The Placing Shares to be issued pursuant to the Placing will not be admitted to trading on any stock exchange other than the AIM Market of the London Stock Exchange (AIM) and the TSXV.
THIS ANNOUNCEMENT AND THE INFORMATION CONTAINED HEREIN IS RESTRICTED AND IS NOT FOR RELEASE, PUBLICATION OR DISTRIBUTION, IN WHOLE OR IN PART, DIRECTLY OR INDIRECTLY, IN OR INTO THE UNITED STATES, AUSTRALIA, JAPAN, NEW ZEALAND, SOUTH AFRICA OR ANY OTHER JURISDICTION IN WHICH SUCH RELEASE, PUBLICATION OR DISTRIBUTION WOULD BE UNLAWFUL.

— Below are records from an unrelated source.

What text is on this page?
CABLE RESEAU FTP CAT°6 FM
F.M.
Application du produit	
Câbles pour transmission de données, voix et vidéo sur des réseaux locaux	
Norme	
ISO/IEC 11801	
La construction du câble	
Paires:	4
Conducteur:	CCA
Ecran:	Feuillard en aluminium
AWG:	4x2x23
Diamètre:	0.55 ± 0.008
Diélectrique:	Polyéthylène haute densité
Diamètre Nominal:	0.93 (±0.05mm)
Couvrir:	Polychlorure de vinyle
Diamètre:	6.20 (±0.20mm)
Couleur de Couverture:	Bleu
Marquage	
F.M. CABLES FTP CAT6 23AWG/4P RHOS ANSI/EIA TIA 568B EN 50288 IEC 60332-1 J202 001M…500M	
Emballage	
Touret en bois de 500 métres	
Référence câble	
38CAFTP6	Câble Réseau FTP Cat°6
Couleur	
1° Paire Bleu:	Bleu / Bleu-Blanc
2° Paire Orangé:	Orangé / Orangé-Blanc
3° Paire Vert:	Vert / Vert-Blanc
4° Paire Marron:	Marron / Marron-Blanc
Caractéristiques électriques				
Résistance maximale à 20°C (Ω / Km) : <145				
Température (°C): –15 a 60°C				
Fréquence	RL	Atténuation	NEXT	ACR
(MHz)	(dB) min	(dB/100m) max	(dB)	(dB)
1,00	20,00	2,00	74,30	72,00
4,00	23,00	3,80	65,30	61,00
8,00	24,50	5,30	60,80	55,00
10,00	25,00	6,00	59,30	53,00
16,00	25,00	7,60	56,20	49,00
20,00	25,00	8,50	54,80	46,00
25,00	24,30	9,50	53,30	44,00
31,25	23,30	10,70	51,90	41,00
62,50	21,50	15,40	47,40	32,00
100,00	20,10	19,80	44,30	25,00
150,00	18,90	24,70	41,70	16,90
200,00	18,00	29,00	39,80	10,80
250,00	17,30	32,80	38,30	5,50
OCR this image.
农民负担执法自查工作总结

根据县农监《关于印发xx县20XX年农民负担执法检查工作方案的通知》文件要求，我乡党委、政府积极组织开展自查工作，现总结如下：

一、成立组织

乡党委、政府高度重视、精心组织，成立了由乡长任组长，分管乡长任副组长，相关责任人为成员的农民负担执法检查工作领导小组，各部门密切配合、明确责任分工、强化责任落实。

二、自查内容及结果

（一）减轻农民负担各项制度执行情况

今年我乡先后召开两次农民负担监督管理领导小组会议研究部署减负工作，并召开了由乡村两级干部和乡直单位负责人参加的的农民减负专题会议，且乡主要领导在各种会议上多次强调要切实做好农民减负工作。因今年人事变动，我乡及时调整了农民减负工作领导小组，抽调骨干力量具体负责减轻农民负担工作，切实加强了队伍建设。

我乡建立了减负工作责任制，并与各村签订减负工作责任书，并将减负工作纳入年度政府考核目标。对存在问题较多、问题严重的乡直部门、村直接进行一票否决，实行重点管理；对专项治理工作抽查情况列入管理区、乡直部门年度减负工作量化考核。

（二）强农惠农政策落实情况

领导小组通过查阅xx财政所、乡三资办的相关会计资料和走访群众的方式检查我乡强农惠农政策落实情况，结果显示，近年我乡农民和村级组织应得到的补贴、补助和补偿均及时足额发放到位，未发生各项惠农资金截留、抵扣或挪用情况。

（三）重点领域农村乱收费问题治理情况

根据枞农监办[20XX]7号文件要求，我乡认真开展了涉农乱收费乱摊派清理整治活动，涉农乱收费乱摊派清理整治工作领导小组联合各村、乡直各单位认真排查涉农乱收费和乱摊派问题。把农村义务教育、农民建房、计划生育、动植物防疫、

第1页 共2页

THIS ANNOUNCEMENT IS FOR INFORMATION PURPOSES ONLY AND DOES NOT CONSTITUTE: (A) A PROSPECTUS OR OFFERING MEMORANDUM; (B) AN ADMISSION DOCUMENT PREPARED IN ACCORDANCE WITH THE AIM RULES; OR (C) AN OFFER FOR SALE OR SUBSCRIPTION OF ANY SECURITIES IN THE COMPANY. THIS ANNOUNCEMENT DOES NOT CONSTITUTE OR CONTAIN ANY INVITATION, SOLICITATION, RECOMMENDATION, OFFER OR ADVICE TO ANY PERSON TO SUBSCRIBE FOR, OTHERWISE ACQUIRE OR DISPOSE OF ANY SECURITIES OF PETROTAL CORP. IN ANY JURISDICTION IN WHICH ANY SUCH OFFER OR SOLICITATION WOULD BE UNLAWFUL.
THE INFORMATION CONTAINED WITHIN THIS ANNOUNCEMENT IS DEEMED BY THE COMPANY TO CONSTITUTE INSIDE INFORMATION AS STIPULATED UNDER THE MARKET ABUSE REGULATION (REGULATION 596/2014/EU). UPON PUBLICATION OF THIS ANNOUNCEMENT VIA A REGULATORY INFORMATION SERVICE THIS INSIDE INFORMATION IS NOW CONSIDERED TO BE IN THE PUBLIC DOMAIN.